LCG first half revenues better than expected at GBP4.0M
July 7, 2010Andy No Comments »London Capital Group Holdings Plc (LCG.LN), the financial spread betting company behind Capital Spreads announced Wednesday for the six months ended June 30, that pretax profit and share based payment expense are expected to be in the region of £4.0 million, which is ahead of the same period last year. The firm said that following on from the second half of 2009, volatility remained subdued during the first quarter of 2010, but it picked up significantly during the second quarter which resulted in better than expected revenue.
MAIN FACTS
-This profit figure is before a previously announced exceptional impairment of capitalized software costs of £3.2 million.

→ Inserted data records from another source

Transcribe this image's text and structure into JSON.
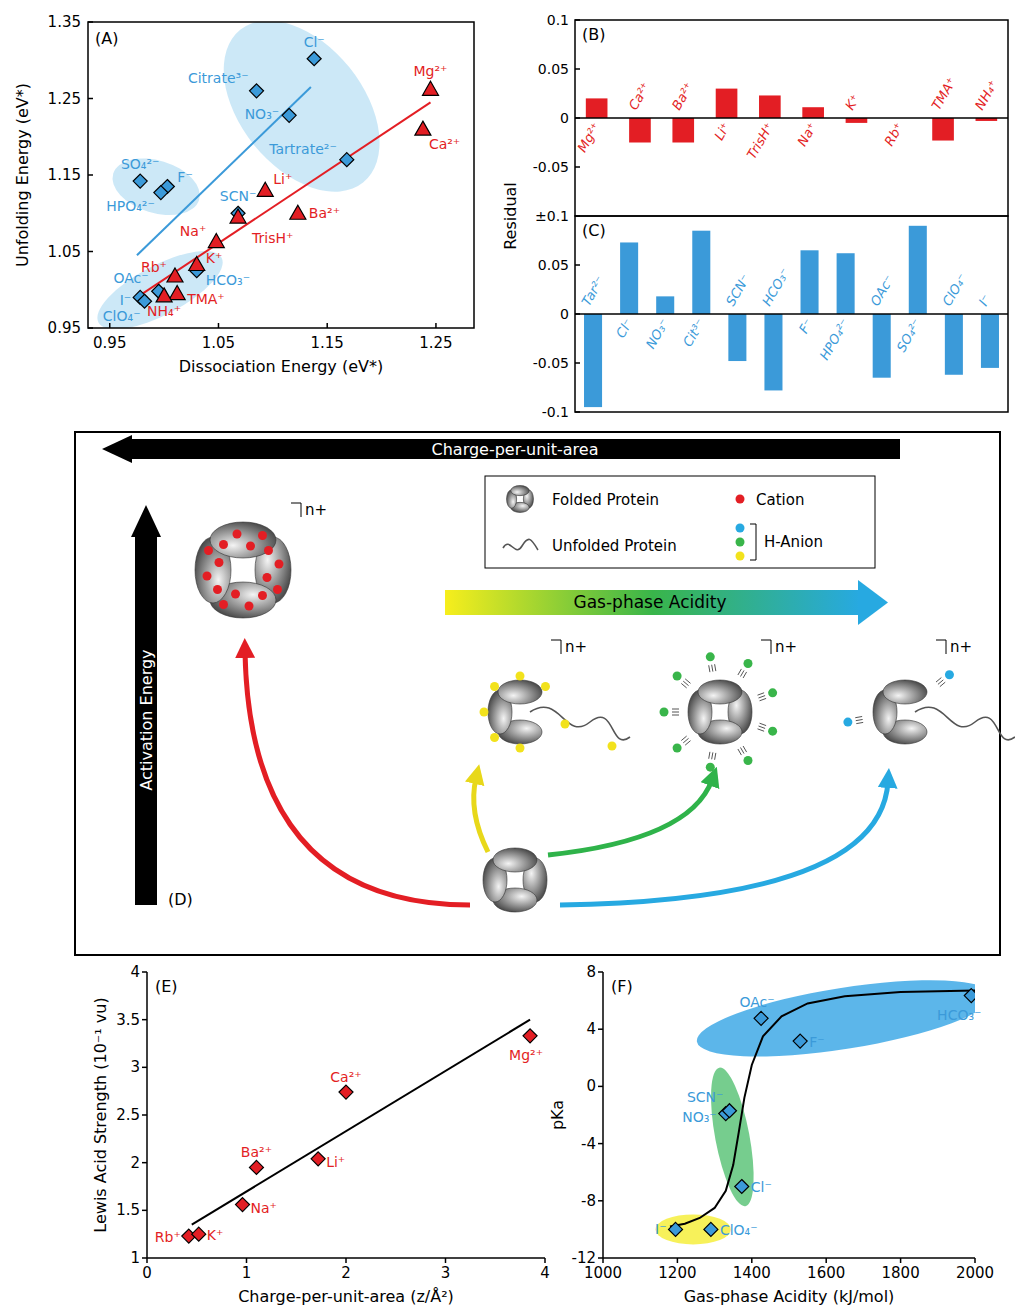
{
  "chart_data": [
    {
      "type": "scatter",
      "panel": "(A)",
      "x_label": "Dissociation Energy (eV*)",
      "y_label": "Unfolding Energy (eV*)",
      "xlim": [
        0.93,
        1.285
      ],
      "ylim": [
        0.95,
        1.35
      ],
      "xticks": [
        0.95,
        1.05,
        1.15,
        1.25
      ],
      "yticks": [
        0.95,
        1.05,
        1.15,
        1.25,
        1.35
      ],
      "series": [
        {
          "color": "#3b9ad9",
          "marker": "diamond",
          "labels": [
            "Cl⁻",
            "Citrate³⁻",
            "NO₃⁻",
            "Tartrate²⁻",
            "SO₄²⁻",
            "F⁻",
            "HPO₄²⁻",
            "SCN⁻",
            "HCO₃⁻",
            "OAc⁻",
            "I⁻",
            "ClO₄⁻"
          ],
          "x": [
            1.138,
            1.085,
            1.115,
            1.168,
            0.978,
            1.003,
            0.997,
            1.068,
            1.03,
            0.995,
            0.978,
            0.982
          ],
          "values": [
            1.302,
            1.26,
            1.228,
            1.17,
            1.142,
            1.135,
            1.127,
            1.1,
            1.025,
            0.998,
            0.99,
            0.985
          ],
          "fit": {
            "x": [
              0.975,
              1.135
            ],
            "values": [
              1.045,
              1.265
            ]
          },
          "groups": [
            {
              "members": [
                0,
                1,
                2,
                3
              ],
              "color": "#c3e4f6"
            },
            {
              "members": [
                4,
                5,
                6
              ],
              "color": "#c3e4f6"
            },
            {
              "members": [
                8,
                9,
                10,
                11
              ],
              "color": "#c3e4f6"
            }
          ]
        },
        {
          "color": "#e31e24",
          "marker": "triangle",
          "labels": [
            "Mg²⁺",
            "Ca²⁺",
            "Ba²⁺",
            "Li⁺",
            "TrisH⁺",
            "Na⁺",
            "K⁺",
            "Rb⁺",
            "TMA⁺",
            "NH₄⁺"
          ],
          "x": [
            1.245,
            1.238,
            1.123,
            1.093,
            1.068,
            1.048,
            1.03,
            1.01,
            1.012,
            1.0
          ],
          "values": [
            1.262,
            1.21,
            1.1,
            1.13,
            1.095,
            1.063,
            1.033,
            1.018,
            0.995,
            0.992
          ],
          "fit": {
            "x": [
              0.975,
              1.245
            ],
            "values": [
              0.99,
              1.245
            ]
          }
        }
      ]
    },
    {
      "type": "bar",
      "panel": "(B)",
      "y_label": "Residual",
      "color": "#e31e24",
      "categories": [
        "Mg²⁺",
        "Ca²⁺",
        "Ba²⁺",
        "Li⁺",
        "TrisH⁺",
        "Na⁺",
        "K⁺",
        "Rb⁺",
        "TMA⁺",
        "NH₄⁺"
      ],
      "values": [
        0.02,
        -0.025,
        -0.025,
        0.03,
        0.023,
        0.011,
        -0.005,
        0.0,
        -0.023,
        -0.003
      ],
      "ylim": [
        -0.1,
        0.1
      ],
      "yticks": [
        0.1,
        0.05,
        0,
        -0.05,
        {
          "value": -0.1,
          "label": "±0.1"
        }
      ]
    },
    {
      "type": "bar",
      "panel": "(C)",
      "color": "#3b9ad9",
      "categories": [
        "Tar²⁻",
        "Cl⁻",
        "NO₃⁻",
        "Cit³⁻",
        "SCN⁻",
        "HCO₃⁻",
        "F⁻",
        "HPO₄²⁻",
        "OAc⁻",
        "SO₄²⁻",
        "ClO₄⁻",
        "I⁻"
      ],
      "values": [
        -0.095,
        0.073,
        0.018,
        0.085,
        -0.048,
        -0.078,
        0.065,
        0.062,
        -0.065,
        0.09,
        -0.062,
        -0.055
      ],
      "ylim": [
        -0.1,
        0.1
      ],
      "yticks": [
        0.05,
        0,
        -0.05,
        -0.1
      ]
    },
    {
      "type": "scatter",
      "panel": "(E)",
      "x_label": "Charge-per-unit-area (z/Å²)",
      "y_label": "Lewis Acid Strength (10⁻¹ vu)",
      "xlim": [
        0,
        4
      ],
      "ylim": [
        1,
        4
      ],
      "xticks": [
        0,
        1,
        2,
        3,
        4
      ],
      "yticks": [
        1,
        1.5,
        2,
        2.5,
        3,
        3.5,
        4
      ],
      "series": [
        {
          "color": "#e31e24",
          "marker": "diamond",
          "labels": [
            "Rb⁺",
            "K⁺",
            "Na⁺",
            "Ba²⁺",
            "Li⁺",
            "Ca²⁺",
            "Mg²⁺"
          ],
          "x": [
            0.42,
            0.52,
            0.96,
            1.1,
            1.72,
            2.0,
            3.85
          ],
          "values": [
            1.23,
            1.25,
            1.56,
            1.95,
            2.04,
            2.74,
            3.33
          ],
          "fit": {
            "x": [
              0.45,
              3.85
            ],
            "values": [
              1.35,
              3.5
            ]
          }
        }
      ]
    },
    {
      "type": "scatter",
      "panel": "(F)",
      "x_label": "Gas-phase Acidity (kJ/mol)",
      "y_label": "pKa",
      "xlim": [
        1000,
        2000
      ],
      "ylim": [
        -12,
        8
      ],
      "xticks": [
        1000,
        1200,
        1400,
        1600,
        1800,
        2000
      ],
      "yticks": [
        -12,
        -8,
        -4,
        0,
        4,
        8
      ],
      "series": [
        {
          "color": "#3b9ad9",
          "marker": "diamond",
          "labels": [
            "I⁻",
            "ClO₄⁻",
            "NO₃⁻",
            "SCN⁻",
            "Cl⁻",
            "OAc⁻",
            "F⁻",
            "HCO₃⁻"
          ],
          "x": [
            1195,
            1290,
            1330,
            1340,
            1373,
            1425,
            1530,
            1990
          ],
          "values": [
            -10,
            -10,
            -1.9,
            -1.7,
            -7,
            4.76,
            3.17,
            6.35
          ],
          "fit": {
            "x": [
              1180,
              1220,
              1260,
              1300,
              1330,
              1350,
              1365,
              1380,
              1400,
              1430,
              1480,
              1550,
              1650,
              1800,
              2000
            ],
            "values": [
              -9.8,
              -9.6,
              -9.2,
              -8.5,
              -7.3,
              -5.5,
              -3.2,
              -0.8,
              1.5,
              3.5,
              4.9,
              5.8,
              6.3,
              6.6,
              6.7
            ]
          },
          "groups": [
            {
              "members": [
                0,
                1
              ],
              "color": "#f6ee3d"
            },
            {
              "members": [
                2,
                3,
                4
              ],
              "color": "#5ec47a"
            },
            {
              "members": [
                5,
                6,
                7
              ],
              "color": "#3fa9e6"
            }
          ]
        }
      ]
    }
  ],
  "diagram": {
    "panel": "(D)",
    "top_arrow": "Charge-per-unit-area",
    "side_arrow": "Activation Energy",
    "gradient_arrow": "Gas-phase Acidity",
    "key": {
      "folded": "Folded Protein",
      "unfolded": "Unfolded Protein",
      "cation": "Cation",
      "anion": "H-Anion"
    },
    "charge_label": "n+"
  }
}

-Following on from the second half of 2009, volatility remained at a low level during the first quarter of 2010, but it picked up significantly during the second quarter which resulted in better than expected revenues for the six month period to the end of June.
-The Group remains debt free and ended the 6 month period with a strong cash position.
-During the second quarter £1.8 million became due from a professional client. No provision has been made as the Directors have been advised the amount is recoverable.
-The Group’s key performance indicators continue to be robust with strong growth in client accounts, average daily trade volumes, and net revenue per active client.
The Group’s KPI’s continue to be robust with strong growth in client accounts, average daily trade volumes, and net revenue per active client. Total UK financial spread betting accounts are up 28.6% to 57,890 (2009: 45,000) average trades per day increased to 31,894 (2009: 26,208) and net revenue per active client increased 75% to £1,051 (2009: £599) for the half.
Simon Denham, CEO, commented ‘LCG has had a strong first half with very encouraging growth in overall revenue. We are also pleased to have launched two new platforms namely our Capital CFD platform and our LCG Metatrader platform targeting the international market. We look forward to the second half with anticipation for continued growth in our client base and to delivering solid second half results’.